Bare metal: install KBI artifacts into /boot, /lib/modules/<kver>, and /lib/firmware, then configure the bootloader normally.
VM or image build: bake the KBI into a disk image or boot it directly through a hypervisor with an external root filesystem.
Why not bootc? bootc installs whole OS images with the kernel embedded. KBI separates kernel and rootfs lifecycle.
Why not docker buildx? buildx builds generic container images. It does not understand kernel identity, typed kernel layers, module vermagic, BPF metadata, or KBI compatibility binding.
Why not LinuxKit? LinuxKit builds complete OS images. KBI makes the kernel a reusable artifact that can be composed with different root filesystems.
Why not tar plus a registry?

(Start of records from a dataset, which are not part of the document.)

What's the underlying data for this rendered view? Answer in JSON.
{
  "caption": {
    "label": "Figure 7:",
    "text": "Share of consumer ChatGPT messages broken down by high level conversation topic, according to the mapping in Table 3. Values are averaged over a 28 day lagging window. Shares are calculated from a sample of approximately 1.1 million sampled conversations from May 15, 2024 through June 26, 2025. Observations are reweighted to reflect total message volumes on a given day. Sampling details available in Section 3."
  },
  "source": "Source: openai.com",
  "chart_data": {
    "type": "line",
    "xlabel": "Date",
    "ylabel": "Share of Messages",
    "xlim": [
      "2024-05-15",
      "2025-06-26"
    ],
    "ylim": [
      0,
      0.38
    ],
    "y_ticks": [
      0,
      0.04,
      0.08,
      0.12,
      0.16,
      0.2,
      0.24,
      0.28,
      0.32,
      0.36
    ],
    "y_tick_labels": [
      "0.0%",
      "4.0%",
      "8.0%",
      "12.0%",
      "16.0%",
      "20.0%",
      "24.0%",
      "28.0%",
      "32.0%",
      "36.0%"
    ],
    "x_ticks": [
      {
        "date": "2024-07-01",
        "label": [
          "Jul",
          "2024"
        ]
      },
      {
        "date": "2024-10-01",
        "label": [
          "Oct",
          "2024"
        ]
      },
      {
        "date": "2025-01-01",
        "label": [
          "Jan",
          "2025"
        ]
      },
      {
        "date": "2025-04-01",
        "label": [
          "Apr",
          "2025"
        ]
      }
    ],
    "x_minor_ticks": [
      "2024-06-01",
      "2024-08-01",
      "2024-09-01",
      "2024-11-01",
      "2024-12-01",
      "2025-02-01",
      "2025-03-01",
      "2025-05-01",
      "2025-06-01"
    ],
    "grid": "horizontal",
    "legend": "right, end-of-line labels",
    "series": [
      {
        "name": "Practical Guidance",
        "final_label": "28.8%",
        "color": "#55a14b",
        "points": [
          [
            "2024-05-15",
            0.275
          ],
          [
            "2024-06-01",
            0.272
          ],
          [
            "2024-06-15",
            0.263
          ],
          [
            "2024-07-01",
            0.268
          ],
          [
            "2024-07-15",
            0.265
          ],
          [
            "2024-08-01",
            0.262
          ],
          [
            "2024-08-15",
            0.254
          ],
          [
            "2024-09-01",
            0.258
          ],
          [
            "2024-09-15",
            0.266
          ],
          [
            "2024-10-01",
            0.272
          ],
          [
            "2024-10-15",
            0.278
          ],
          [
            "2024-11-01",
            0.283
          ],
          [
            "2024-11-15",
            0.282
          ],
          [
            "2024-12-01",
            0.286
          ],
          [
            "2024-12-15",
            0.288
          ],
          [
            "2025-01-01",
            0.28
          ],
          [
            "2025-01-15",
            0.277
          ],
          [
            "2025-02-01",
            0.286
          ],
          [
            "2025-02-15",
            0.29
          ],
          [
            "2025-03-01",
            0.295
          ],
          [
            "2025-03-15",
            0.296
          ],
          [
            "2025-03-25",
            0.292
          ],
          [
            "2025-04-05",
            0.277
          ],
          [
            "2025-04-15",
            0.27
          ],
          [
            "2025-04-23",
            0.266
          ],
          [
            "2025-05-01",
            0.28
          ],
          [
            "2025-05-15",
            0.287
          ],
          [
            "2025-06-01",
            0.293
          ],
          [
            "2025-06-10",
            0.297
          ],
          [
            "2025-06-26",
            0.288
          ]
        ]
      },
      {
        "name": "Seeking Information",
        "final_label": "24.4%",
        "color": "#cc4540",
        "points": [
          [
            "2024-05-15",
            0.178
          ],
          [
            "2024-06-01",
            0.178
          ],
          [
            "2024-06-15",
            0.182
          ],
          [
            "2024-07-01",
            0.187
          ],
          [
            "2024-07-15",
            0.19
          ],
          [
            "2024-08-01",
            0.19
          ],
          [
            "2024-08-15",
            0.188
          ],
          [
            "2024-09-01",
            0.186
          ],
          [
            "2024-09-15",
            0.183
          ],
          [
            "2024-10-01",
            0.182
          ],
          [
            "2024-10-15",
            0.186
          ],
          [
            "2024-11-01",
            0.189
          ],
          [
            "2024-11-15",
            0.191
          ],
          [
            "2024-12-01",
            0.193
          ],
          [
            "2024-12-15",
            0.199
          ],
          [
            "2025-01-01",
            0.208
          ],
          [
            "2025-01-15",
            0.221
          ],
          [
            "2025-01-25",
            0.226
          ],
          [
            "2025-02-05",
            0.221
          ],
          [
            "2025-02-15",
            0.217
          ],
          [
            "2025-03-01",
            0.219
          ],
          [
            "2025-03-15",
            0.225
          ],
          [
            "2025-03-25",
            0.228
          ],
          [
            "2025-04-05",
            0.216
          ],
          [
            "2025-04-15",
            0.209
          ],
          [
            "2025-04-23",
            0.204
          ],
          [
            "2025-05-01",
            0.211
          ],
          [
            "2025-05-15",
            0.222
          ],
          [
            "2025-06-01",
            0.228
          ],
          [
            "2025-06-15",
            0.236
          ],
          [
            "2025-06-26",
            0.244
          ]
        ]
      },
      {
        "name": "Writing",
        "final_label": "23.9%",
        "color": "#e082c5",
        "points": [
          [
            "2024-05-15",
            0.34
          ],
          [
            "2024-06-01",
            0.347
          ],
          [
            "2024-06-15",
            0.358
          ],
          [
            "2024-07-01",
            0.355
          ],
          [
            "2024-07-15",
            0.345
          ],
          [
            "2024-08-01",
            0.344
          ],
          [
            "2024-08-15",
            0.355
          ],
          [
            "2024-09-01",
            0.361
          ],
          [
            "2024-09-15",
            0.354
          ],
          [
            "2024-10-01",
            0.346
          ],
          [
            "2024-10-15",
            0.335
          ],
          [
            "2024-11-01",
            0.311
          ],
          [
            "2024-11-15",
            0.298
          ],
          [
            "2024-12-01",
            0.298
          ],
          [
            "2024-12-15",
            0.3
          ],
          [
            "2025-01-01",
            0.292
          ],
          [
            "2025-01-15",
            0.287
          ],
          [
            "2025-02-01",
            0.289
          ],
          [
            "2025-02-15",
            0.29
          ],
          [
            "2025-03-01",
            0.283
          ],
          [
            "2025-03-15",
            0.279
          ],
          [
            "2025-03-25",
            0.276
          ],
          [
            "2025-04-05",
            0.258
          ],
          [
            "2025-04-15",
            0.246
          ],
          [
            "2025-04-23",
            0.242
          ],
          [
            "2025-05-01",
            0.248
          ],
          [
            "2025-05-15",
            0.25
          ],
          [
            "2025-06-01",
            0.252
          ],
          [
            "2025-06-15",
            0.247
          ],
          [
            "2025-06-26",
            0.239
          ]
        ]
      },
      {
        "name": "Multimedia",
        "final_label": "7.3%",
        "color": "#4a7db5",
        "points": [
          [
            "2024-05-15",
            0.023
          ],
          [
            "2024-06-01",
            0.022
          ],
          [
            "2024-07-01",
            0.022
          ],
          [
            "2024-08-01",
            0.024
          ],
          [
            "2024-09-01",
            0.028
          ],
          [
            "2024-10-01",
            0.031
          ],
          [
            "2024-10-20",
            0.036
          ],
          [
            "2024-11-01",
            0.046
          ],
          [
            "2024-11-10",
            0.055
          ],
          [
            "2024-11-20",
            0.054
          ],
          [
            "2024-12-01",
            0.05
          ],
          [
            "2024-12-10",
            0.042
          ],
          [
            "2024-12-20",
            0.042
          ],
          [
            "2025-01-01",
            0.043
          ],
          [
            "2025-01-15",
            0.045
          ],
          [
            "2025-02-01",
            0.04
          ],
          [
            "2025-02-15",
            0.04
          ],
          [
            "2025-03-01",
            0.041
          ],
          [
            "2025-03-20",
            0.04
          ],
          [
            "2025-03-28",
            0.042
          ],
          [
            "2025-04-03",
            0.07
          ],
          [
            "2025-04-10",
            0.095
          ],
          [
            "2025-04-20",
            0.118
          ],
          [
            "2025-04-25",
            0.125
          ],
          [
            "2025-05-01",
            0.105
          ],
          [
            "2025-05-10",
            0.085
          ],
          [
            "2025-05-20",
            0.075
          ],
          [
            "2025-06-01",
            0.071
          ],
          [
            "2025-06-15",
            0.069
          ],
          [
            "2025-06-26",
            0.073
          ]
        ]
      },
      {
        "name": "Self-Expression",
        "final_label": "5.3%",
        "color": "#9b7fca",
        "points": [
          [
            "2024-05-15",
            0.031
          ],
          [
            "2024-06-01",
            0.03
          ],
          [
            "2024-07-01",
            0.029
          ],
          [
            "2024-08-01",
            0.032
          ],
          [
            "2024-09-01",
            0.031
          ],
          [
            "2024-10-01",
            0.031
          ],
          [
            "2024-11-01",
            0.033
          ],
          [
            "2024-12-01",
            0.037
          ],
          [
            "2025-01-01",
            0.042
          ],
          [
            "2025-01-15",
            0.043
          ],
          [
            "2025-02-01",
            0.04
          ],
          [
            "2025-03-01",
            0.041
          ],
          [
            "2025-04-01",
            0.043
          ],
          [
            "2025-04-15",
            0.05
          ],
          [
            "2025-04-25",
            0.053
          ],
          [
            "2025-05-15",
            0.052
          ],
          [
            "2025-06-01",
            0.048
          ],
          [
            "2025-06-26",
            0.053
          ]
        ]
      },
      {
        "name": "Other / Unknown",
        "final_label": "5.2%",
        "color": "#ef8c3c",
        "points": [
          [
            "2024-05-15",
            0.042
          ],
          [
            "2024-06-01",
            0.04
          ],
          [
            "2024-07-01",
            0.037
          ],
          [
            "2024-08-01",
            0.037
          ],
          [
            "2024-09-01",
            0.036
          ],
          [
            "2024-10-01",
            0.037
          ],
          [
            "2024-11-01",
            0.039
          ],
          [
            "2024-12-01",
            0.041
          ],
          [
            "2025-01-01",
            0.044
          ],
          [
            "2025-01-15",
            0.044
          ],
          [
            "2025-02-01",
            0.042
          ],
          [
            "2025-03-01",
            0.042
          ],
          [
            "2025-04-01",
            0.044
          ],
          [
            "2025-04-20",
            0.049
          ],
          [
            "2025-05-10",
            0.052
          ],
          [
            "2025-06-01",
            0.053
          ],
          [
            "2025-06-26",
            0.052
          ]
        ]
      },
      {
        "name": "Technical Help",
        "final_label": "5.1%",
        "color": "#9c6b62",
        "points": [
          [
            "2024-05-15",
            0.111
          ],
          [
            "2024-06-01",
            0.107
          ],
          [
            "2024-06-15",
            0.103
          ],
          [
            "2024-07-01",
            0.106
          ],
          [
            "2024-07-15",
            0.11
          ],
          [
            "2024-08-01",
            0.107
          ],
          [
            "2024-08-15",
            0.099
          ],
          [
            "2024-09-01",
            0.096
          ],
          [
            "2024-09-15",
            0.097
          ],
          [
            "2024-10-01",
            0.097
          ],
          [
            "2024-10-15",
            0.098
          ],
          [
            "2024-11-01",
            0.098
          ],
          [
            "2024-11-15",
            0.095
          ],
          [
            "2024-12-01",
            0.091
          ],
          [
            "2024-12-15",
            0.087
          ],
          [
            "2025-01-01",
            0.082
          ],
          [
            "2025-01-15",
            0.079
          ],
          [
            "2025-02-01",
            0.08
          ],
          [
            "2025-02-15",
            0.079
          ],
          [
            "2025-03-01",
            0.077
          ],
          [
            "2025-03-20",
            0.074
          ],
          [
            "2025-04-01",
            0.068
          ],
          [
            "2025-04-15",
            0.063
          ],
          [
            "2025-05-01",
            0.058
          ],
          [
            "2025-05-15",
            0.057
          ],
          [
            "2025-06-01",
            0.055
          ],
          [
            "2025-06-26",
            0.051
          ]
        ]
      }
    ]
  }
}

A tarball loses typed layers, deterministic kernel identity, compatibility annotations, structured metadata, and resolver checks.
KBI’s premise is simple: the kernel is a governed resource, not an implicit dependency.
KBI is designed for signed kernel and add-on artifacts, but signature policy enforcement is not implemented yet.
Planned work:
- signature policy enforcement for KBI and pack images
- kernel module signature verification at pack build and install time
- deeper eBPF verification against BTF
- measured boot integration
Copyright 2026 Multikernel Technologies, Inc.
Licensed under the Apache License, Version 2.0. See LICENSE for details.